所以如果你想要一个指向int * [5]的指针数组,那么你会这样做:

typedef int (*shapes_p)[5];
shapes_p shapes[2];

First of all, the first array bound refers to the outermost array dimension, so you should probably declare shape1 as:

首先,第一个数组绑定是指最外层的数组维度,因此您应该将shape1声明为:

int shape1[5][3] =  {1,0,0,
                     1,0,0,
                     1,0,0,
                     1,0,0,
                     1,0,0};

and similarly for shape2.

并且类似于shape2。

[EDIT: I've changed the type of shapes below to correspond to Robert Barnes' answer -- we don't want the outermost subscript to be included in this type!]

[编辑:我已经改变了下面的形状类型以对应罗伯特巴恩斯的答案 - 我们不希望最外面的下标包含在这种类型中!]

The slightly strange-looking typename you need is:

你需要的略带奇怪的类型名称是:

int (*shapes[])[3] = { shape1, shape2 };

This allows the element at row 4, column 1 of shape2 to be addressed using

这允许使用形状2的第4行第1列的元素进行寻址

shapes[1][3][0]

Breakdown of subexpressions and their C types:

子表达式及其C类型的细分:

shapes            // has type "int (*x[2])[3]" (decays to "(**x)[3]")
shapes[1]         // has type "int (*x)[3]"
shapes[1][3]      // has type "int x[3]" (decays to "int *x")
shapes[1][3][0]   // has type "int x"

(Note that a dummy x has been included in the types above to make them clearer -- in fact this identifier is not part of the type.)

(请注意,上面的类型中包含了一个虚拟x以使它们更清晰 - 实际上这个标识符不是该类型的一部分。)

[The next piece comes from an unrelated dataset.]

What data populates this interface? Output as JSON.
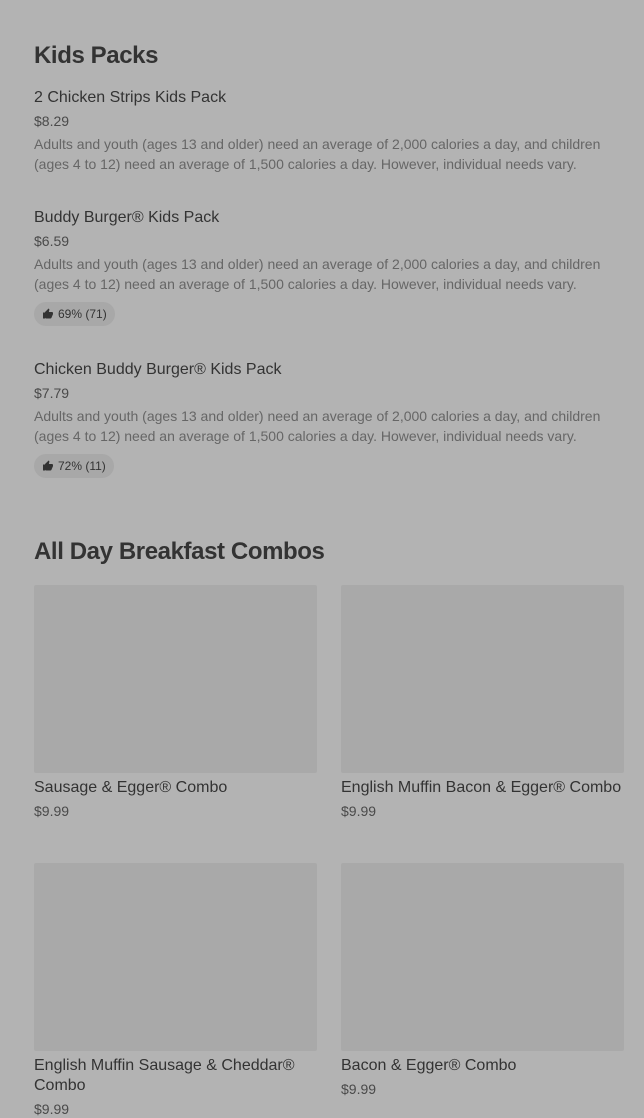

A rule of thumb for decoding C/C++ types is "starting from the variable name, read right when you can and left when you hit a closing parenthesis." So the decoded typename for shapes is:

解码C / C ++类型的经验法则是“从变量名开始,在可以时读右,在到达右括号时离开。”所以形状的解码型名称是:

An array of pointers to an array of 3 integers.

指向3个整数数组的指针数组。

In general it's much nicer to use typedefs for these complicated types, as dirkgently suggests.

一般来说,对于这些复杂类型使用typedef要好得多,正如dirkgently建议的那样。